Both OA and 5-HT can modulate sensory receptors and receptor organs in insects. In many cases the sensitivities of the receptors are enhanced. Different funcions of OA and 5-HT at the sensory periphery are not very well understood, because the two amines often differ only in the degree of modulation. The increased sensitivity of sensory receptors due to the action of OA can modify behavior and is part of the "fight or flight" function. Studies on the Drosophila tyramine receptor mutant hono suggest that TA can also modulate the sensitivity of olfactory receptor cells, thus modulating behavioral responses to olfactory repellents.

The modulation of interneurons or effector neurons by biogenic amines is another level of modifying signal processing. OA and 5-HT can have functional antagonistic effects in a number of different systems. In these systems OA

usually enhances the sensitivity or activity of single neurons and 5-HT usually has the opposite action. These effects, which can be measured at both the behavioral and the single-cell level, are dependent on the state of the insect. OA can induce a state of "arousal" in inactive animals and has only minor effects on very active animals, whereas 5-HT shows the largest effects in active animals.

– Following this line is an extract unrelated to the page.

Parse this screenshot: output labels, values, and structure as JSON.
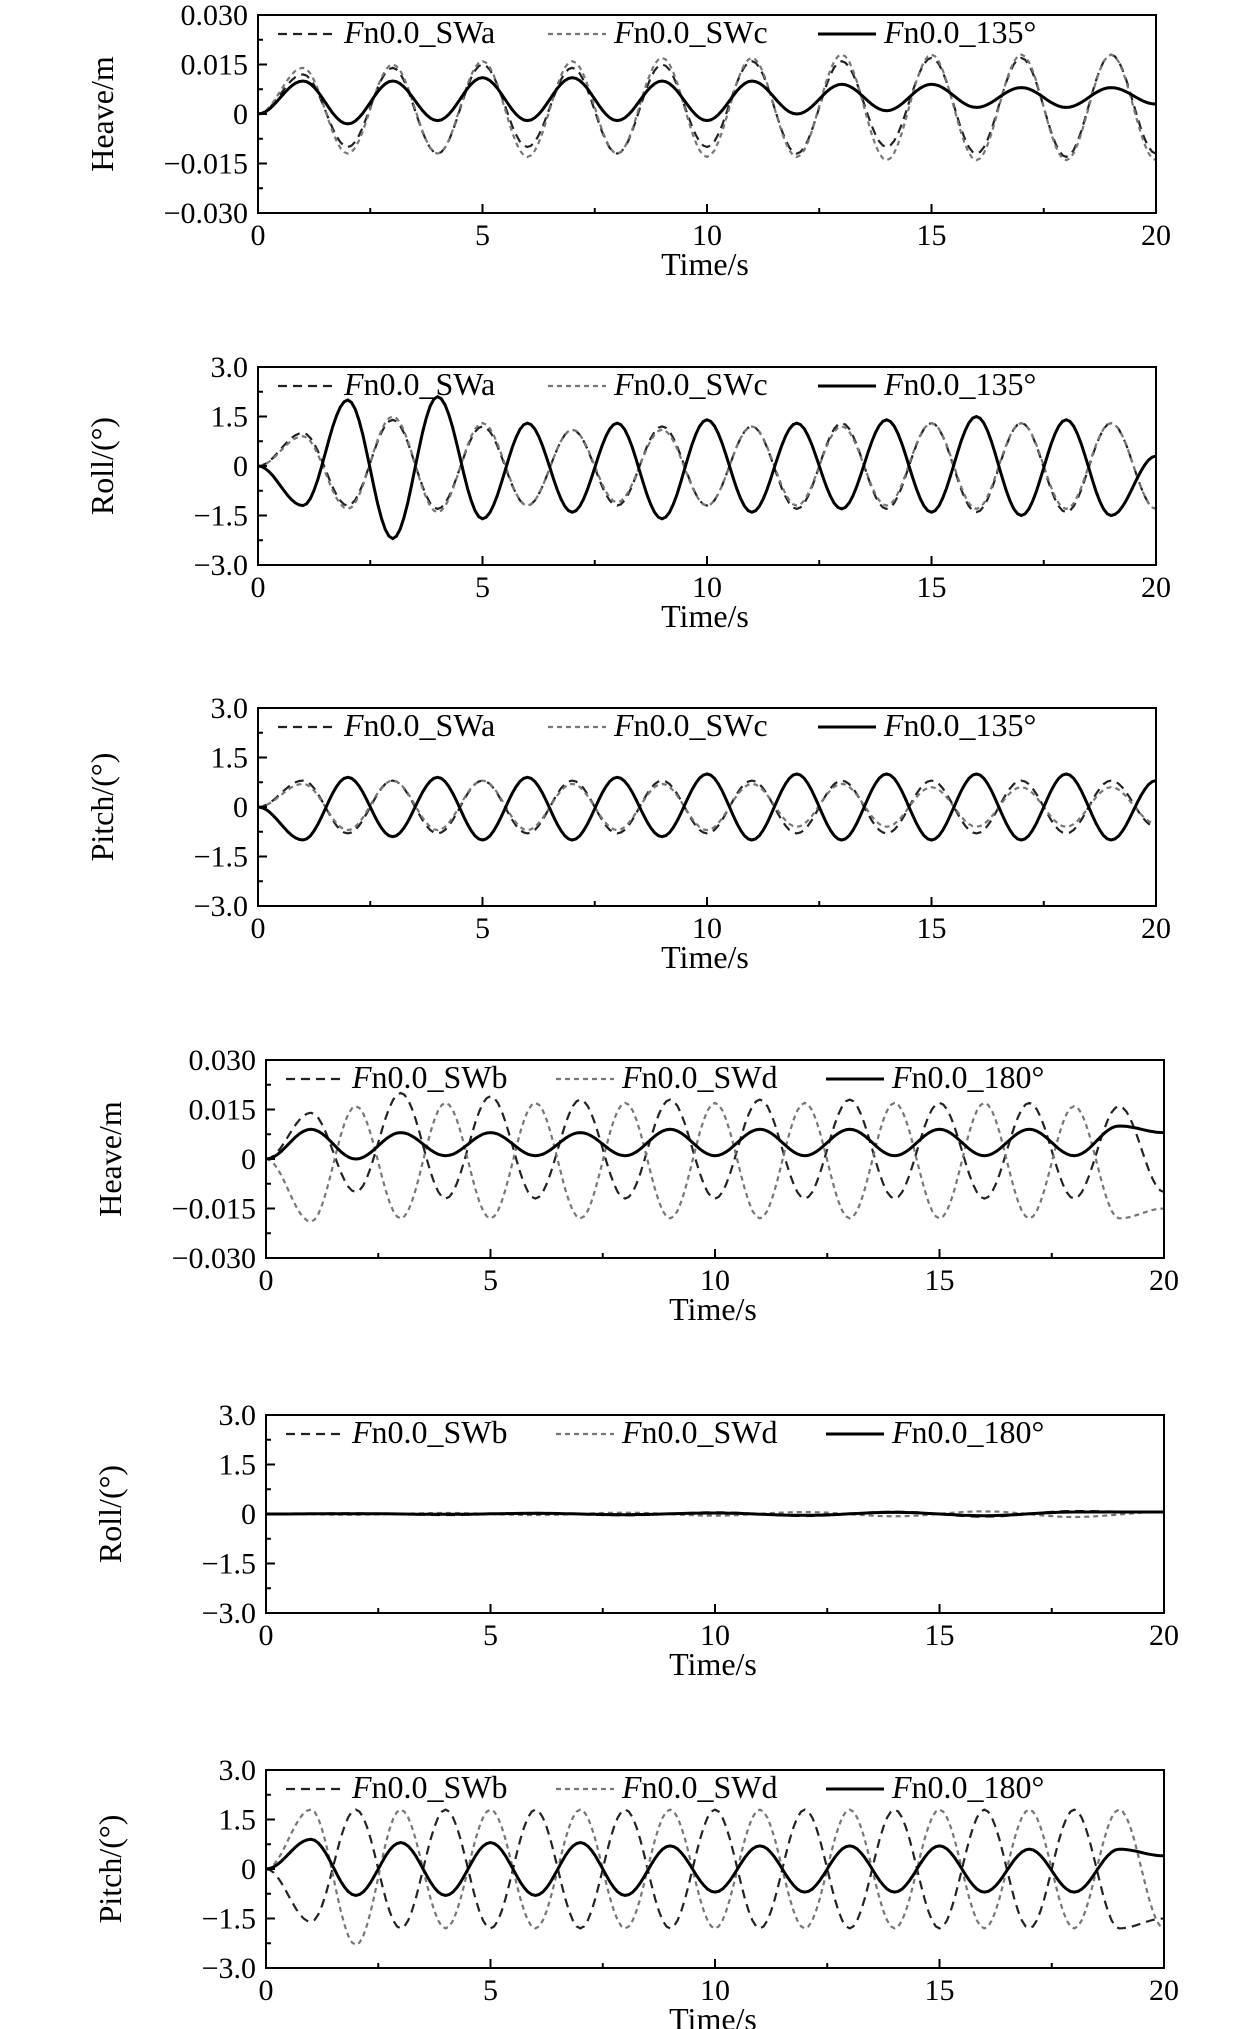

In addition to modulatory functions during the adult life of an insect, DA and 5-HT have important functions during development. In Drosophila, high DA concentrations coincide with larval and pupal molts. Reduced levels of DA during larval stages lead to developmental retardation and decreased fertility in adults. 5-HT similarly acts as a chemical signal during larval development in Drosophila. Impaired 5-HT synthesis can lead to abnormal gastrulation movements, cuticular defects, and even embryonic death.

The neurotransmitter HA is released from photoreceptors in the compound eyes and ocelli in response to illumination. HA has also been detected in mechanosensory cells in Drosophila.